Last week, a senior army commander operating in Khan Younis said that Israeli forces were instructed to decimate the city, reducing the likelihood that Palestinians would remain in the Strip once the war ends.
North African 'resilience convoy' heads to Gaza, aiming to break Israel's siege Read More »
"Part of the operation is to go in thoroughly and deeply, which may seem slow, but it protects our forces, and unlike before, it literally destroys the zone," the officer told the Israeli news outlet Ynet.
"After we finish here, they won't be able to come back here for years," added the officer about Khan Younis, which was one of the largest cities in the Gaza Strip before the war.

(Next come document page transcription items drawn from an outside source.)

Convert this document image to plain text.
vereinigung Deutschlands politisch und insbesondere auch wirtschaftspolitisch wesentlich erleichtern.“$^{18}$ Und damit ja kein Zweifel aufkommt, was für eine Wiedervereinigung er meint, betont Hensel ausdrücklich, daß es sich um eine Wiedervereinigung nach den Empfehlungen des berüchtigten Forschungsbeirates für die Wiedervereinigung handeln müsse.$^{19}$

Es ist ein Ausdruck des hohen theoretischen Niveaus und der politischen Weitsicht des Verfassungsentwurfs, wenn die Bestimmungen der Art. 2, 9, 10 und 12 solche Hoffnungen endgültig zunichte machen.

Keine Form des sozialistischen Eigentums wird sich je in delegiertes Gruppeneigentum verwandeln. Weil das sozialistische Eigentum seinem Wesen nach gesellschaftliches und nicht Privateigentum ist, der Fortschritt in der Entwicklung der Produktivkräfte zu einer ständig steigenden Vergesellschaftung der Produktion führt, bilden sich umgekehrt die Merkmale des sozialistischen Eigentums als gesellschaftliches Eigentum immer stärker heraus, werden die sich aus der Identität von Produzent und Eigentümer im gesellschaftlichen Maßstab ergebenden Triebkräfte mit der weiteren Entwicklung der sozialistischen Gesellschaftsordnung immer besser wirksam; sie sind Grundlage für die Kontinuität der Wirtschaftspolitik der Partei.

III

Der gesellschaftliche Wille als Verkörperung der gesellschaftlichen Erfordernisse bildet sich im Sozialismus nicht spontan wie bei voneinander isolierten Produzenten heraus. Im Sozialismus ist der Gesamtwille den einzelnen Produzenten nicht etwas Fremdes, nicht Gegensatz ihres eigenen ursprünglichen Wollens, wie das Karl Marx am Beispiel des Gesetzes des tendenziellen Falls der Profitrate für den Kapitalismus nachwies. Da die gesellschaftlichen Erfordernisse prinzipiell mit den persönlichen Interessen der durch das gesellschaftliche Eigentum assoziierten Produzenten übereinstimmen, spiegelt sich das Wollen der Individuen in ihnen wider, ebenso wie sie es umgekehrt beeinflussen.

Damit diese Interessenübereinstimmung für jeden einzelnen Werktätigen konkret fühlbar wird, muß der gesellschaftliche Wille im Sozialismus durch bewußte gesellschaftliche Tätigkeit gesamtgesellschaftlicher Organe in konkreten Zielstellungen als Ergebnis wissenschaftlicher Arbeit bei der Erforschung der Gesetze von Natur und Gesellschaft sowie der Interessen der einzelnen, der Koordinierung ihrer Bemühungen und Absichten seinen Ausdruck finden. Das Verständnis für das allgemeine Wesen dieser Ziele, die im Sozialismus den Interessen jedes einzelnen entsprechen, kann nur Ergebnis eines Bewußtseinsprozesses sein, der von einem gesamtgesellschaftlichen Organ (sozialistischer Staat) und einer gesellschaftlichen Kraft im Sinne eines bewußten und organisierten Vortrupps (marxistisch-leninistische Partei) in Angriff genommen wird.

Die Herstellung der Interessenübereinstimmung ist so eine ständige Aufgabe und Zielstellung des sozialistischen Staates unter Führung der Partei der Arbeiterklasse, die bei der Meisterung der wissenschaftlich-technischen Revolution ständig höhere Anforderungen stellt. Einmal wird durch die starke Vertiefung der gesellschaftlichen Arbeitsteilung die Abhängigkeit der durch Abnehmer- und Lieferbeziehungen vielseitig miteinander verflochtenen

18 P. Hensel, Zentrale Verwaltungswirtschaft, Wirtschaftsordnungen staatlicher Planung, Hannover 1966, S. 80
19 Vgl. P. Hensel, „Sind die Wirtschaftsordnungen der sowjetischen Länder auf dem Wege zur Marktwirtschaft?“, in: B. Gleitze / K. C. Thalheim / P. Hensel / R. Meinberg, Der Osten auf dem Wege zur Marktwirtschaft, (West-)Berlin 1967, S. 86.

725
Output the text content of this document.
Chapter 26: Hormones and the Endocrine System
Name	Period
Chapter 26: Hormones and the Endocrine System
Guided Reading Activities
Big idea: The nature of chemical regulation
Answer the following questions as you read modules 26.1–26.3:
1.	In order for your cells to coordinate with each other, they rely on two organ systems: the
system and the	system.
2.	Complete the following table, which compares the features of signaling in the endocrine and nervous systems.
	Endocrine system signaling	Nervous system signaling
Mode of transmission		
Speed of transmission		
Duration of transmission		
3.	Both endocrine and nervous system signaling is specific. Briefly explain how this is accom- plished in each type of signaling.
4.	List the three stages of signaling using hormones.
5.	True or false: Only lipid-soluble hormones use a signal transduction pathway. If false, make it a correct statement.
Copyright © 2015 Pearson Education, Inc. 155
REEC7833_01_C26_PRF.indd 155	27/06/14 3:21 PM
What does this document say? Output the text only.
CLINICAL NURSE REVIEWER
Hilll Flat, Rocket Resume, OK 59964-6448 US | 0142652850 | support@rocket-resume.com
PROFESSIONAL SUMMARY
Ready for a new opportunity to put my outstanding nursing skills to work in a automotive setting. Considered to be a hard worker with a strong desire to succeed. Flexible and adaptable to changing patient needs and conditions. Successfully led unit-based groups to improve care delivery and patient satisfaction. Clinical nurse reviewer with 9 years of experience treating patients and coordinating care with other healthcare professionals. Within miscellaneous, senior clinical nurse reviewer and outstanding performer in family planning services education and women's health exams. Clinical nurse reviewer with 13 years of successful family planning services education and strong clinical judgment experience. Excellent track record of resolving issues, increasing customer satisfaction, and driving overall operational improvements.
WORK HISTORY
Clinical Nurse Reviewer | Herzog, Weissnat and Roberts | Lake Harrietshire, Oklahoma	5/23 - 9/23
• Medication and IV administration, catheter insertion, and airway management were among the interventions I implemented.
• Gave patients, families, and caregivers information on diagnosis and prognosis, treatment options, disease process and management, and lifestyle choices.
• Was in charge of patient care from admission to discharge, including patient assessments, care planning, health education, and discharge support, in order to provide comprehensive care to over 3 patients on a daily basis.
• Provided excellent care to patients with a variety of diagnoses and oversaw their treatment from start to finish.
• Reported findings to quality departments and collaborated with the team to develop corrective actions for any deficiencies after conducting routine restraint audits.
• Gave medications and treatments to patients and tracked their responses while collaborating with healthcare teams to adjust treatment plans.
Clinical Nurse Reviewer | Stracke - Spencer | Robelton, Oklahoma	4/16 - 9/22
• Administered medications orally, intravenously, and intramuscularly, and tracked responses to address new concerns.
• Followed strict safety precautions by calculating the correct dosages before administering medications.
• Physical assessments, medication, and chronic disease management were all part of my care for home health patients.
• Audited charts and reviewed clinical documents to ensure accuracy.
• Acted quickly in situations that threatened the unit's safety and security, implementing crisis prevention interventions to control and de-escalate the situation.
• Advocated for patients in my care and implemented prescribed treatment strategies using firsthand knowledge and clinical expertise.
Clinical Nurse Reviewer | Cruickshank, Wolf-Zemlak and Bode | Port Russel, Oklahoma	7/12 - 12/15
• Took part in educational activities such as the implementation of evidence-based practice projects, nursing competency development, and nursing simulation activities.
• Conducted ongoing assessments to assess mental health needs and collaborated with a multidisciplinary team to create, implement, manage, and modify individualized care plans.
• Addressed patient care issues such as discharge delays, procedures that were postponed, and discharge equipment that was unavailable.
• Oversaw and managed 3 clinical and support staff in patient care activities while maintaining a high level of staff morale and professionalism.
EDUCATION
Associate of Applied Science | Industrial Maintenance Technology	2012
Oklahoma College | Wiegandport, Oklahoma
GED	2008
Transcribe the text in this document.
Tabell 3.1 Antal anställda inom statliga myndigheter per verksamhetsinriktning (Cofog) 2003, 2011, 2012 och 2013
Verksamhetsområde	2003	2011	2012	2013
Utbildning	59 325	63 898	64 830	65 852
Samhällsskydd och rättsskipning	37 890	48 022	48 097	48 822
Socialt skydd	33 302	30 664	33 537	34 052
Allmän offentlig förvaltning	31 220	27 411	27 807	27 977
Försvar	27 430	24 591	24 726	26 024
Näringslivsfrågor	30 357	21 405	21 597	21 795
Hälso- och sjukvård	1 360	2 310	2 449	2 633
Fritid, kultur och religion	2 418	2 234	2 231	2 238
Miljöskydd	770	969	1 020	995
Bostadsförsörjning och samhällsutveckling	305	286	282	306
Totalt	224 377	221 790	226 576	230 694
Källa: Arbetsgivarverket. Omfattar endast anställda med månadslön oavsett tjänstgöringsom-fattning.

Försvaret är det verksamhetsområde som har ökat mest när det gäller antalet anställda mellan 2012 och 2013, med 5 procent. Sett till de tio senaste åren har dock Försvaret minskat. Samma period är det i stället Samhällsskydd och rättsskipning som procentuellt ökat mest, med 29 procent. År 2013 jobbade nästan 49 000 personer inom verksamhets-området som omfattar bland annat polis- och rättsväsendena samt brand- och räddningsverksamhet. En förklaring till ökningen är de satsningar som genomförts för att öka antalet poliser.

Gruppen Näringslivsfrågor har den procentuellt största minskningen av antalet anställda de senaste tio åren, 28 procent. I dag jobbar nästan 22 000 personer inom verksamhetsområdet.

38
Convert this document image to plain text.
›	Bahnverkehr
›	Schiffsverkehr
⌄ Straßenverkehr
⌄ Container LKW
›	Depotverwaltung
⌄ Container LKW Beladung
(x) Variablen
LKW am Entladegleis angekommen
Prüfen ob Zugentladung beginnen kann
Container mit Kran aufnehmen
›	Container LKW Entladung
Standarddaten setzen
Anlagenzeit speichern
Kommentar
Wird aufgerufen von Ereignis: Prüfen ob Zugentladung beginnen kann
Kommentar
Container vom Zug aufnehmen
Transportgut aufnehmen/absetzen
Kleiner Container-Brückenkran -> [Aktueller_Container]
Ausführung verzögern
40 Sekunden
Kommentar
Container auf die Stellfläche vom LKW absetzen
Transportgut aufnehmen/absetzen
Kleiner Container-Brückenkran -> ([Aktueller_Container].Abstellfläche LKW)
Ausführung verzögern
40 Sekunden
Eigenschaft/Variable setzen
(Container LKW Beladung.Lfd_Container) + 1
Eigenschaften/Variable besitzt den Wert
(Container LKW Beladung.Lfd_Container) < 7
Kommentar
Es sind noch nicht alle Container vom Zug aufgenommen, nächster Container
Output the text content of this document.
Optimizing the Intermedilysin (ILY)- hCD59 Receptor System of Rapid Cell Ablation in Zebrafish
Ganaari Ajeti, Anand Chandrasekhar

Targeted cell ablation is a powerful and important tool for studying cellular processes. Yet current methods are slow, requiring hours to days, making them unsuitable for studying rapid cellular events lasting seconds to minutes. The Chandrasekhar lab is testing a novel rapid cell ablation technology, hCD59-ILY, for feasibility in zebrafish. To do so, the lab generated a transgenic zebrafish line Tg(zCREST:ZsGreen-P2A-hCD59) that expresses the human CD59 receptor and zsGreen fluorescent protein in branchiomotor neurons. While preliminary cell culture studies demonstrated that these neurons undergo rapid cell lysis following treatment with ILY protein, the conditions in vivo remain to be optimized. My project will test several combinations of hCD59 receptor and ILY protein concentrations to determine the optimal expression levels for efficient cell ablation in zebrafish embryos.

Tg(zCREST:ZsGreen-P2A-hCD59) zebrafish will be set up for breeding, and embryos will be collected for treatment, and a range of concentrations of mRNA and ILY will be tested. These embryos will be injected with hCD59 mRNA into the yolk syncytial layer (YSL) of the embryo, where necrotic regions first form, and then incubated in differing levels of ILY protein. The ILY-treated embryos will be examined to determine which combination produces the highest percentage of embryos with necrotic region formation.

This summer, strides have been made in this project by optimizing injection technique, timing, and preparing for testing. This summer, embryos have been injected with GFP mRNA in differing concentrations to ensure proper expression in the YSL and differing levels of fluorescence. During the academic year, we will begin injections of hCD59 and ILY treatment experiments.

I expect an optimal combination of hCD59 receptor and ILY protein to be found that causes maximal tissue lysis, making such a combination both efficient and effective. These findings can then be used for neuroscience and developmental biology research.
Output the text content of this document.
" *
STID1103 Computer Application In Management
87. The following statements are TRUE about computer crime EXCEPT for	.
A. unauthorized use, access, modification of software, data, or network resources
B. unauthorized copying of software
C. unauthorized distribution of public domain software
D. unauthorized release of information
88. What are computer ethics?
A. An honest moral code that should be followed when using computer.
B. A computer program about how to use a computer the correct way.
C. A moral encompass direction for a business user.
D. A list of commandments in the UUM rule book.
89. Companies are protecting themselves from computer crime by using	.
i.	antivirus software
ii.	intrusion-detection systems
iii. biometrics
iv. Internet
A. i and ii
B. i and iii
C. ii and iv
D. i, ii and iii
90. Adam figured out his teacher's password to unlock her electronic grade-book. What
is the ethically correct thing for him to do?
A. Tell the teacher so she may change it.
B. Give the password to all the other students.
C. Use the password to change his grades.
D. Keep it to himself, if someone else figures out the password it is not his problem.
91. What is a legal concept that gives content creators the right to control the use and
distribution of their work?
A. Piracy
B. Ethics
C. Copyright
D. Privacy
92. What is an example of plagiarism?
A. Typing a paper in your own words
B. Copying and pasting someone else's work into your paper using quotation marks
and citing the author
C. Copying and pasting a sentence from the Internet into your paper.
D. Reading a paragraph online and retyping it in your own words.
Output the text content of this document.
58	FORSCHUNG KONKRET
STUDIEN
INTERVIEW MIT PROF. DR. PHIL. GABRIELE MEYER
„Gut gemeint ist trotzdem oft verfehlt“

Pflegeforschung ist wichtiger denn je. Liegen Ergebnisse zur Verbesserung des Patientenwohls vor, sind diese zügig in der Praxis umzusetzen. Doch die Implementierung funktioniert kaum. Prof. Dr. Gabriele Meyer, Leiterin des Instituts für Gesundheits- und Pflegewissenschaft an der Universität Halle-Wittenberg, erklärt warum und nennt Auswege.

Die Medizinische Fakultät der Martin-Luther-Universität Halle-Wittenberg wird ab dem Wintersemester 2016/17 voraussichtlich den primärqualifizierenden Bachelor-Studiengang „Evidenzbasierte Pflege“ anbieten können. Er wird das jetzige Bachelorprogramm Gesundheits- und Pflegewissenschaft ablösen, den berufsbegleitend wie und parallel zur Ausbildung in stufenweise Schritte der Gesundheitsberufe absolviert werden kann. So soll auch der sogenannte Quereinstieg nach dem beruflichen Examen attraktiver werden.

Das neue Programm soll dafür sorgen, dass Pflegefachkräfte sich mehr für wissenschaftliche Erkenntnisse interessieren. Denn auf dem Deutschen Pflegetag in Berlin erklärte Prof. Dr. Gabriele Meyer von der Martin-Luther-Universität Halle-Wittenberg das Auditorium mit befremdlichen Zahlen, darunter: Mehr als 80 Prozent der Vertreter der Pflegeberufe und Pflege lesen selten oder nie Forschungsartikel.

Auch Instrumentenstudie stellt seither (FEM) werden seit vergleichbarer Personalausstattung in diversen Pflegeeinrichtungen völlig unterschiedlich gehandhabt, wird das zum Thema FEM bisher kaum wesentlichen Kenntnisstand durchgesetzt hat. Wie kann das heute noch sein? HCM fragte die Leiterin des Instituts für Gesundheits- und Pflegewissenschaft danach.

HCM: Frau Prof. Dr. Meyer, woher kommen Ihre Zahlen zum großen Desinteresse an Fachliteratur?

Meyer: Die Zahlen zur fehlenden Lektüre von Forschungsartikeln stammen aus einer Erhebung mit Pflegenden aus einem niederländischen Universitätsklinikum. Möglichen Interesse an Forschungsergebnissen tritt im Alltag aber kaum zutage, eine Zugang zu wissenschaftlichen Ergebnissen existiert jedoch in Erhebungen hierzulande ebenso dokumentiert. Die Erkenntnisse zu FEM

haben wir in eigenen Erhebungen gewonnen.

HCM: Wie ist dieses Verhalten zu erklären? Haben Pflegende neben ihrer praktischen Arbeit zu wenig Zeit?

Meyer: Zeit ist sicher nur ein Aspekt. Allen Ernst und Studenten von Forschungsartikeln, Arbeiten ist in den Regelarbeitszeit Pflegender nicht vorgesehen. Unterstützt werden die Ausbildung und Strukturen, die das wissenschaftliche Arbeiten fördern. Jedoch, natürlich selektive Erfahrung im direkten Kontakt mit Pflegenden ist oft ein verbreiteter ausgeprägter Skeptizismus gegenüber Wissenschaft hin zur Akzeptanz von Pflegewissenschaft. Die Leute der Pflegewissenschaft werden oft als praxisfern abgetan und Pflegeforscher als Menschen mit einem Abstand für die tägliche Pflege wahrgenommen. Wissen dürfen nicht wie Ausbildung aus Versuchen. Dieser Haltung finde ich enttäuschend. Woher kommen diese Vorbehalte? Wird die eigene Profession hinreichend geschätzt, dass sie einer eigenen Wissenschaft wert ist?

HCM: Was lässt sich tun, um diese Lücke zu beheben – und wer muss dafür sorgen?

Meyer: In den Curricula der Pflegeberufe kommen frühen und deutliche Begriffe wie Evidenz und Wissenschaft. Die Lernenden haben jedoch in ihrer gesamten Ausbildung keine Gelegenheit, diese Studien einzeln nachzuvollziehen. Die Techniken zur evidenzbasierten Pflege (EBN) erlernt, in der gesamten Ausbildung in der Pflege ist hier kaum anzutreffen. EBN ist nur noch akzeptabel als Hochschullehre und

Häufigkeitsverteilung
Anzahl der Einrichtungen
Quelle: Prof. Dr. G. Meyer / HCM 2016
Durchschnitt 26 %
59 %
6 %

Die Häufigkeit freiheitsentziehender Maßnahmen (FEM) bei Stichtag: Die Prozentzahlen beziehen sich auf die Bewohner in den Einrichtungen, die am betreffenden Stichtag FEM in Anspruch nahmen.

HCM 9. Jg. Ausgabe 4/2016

In the wake of the criticism, Channel 14's Amir fumed that a "reckless" Zamir had had failed to "substantively" address the claims laid out in the report.
"When the war began, the [Israeli army] acted even when there were non-combatants in the area. There were no legal guidelines at all," Amir wrote.
"Only at a later stage did the chief military advocate arrive, formulated the procedures, and determined when it is permissible to attack and when it's not," he added.
Meanwhile, several members from Netanyahu's coalition requested a meeting with the Foreign Affairs and Security Committee regarding guidelines on when air strikes can and can't be carried out.
Since reneging on a ceasefire deal with Hamas, Israeli forces have killed at least 4,600 Palestinians in attacks targeting tents, hospitals and school-turned-shelters.
According to the Gaza health ministry, at least 54,981 Palestinians have been killed by Israeli forces since October 2023, including more than 28,000 women and girls.
The figure also includes at least 1,400 health sector professionals, 280 UN aid workers - the highest staff death toll in UN history - and 227 journalists, the highest number of media workers killed in conflict since the Committee to Protect Journalists (CPJ) began recording data in 1992.